Es probablemente la peor crisis de inseguridad por la que históricamente haya atravesado nuestra ciudad. Y es que nos han robado lo más valioso que tenemos, nuestra libertad y nuestra tranquilidad. Estamos secuestrados en una ola de delitos que sabemos que a diario se cometen y que quedan impunes. De nada sirve que se tenga crecimiento y desarrollo en otras áreas si no podemos vivir con tranquilidad, poder salir a las calles de manera segura, disfrutar nuestra ciudad.
Los Celayenses estamos cansados pero sobretodo preocupados, la ciudadanía ha salido de sus trabajos a pedir a las autoridades que cumplan con el suyo, no podemos seguir teniendo estos sucesos a diario mientras el Secretario de Seguridad está en otro país dando conferencias de seguridad, cuando nuestra ciudad ha sido secuestrada por la delincuencia y por delitos de todo tipo.

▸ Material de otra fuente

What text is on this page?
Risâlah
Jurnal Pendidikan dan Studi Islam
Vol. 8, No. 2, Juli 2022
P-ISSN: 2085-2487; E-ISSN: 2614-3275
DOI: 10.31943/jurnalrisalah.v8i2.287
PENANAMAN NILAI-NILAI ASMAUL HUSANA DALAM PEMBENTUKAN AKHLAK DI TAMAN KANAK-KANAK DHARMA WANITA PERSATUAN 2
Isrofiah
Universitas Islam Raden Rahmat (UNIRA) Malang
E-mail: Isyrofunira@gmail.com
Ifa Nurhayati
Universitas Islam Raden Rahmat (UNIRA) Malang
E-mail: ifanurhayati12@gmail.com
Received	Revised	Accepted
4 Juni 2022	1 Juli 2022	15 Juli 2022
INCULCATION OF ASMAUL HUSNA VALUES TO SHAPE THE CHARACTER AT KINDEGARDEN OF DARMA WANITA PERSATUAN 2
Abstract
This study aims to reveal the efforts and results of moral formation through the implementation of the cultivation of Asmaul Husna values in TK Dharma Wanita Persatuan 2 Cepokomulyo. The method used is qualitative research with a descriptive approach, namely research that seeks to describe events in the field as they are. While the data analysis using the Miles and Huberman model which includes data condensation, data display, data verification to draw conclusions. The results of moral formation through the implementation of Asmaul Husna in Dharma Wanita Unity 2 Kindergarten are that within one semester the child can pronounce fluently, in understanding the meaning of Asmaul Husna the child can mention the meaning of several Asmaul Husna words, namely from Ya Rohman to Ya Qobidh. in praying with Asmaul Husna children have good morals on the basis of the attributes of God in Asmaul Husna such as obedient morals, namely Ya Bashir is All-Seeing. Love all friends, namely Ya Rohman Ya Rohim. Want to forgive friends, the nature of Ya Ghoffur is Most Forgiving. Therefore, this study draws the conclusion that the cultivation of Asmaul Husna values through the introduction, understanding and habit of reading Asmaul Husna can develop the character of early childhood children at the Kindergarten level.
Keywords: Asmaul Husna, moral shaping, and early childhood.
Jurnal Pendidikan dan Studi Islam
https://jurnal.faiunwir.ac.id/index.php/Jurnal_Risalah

Una presidente municipal preocupada en justificar a sus empleados, en salir a regañar a la ciudadanía y en deslindar responsabilidades, en hablar mucho y resolver poco.
Somos conscientes de que el problema no terminara de un día par otro, ni lo va a solucionar ella sola, solo exigimos que defina una estrategia de trabajo y se ejecuten las acciones necesarias para detener la inseguridad, gestionar de manera eficiente y coordinada el problema, toda vez que esa es parte de las obligaciones que tiene como Presidente Municipal de Celaya.
Erradicar el problema requiere de la unión de los ciudadanos, requiere de voluntad política y de exigir que aquellos que han lastimado por tantos años a nuestro estado y a nuestra ciudad, den la cara y ejecuten planes eficientes de trabajo, una policía comprometida con la ciudad, respetable y que haga cumplir la ley, Celaya no puede seguir siendo azotada por los delincuentes que andan en las calles tranquilamente mientras las colonias se encierran tras las rejas para atenuar las posibilidades de ser víctimas.
Es por eso que quiero dejar para la reflexión, ¿cómo has permitido o contribuido al problema?, ¿Qué acciones inmediatas propones para poner un freno? ¿Qué estás dispuesto a hacer por tu ciudad?, Celaya cuentas conmigo, hagámoslo juntos.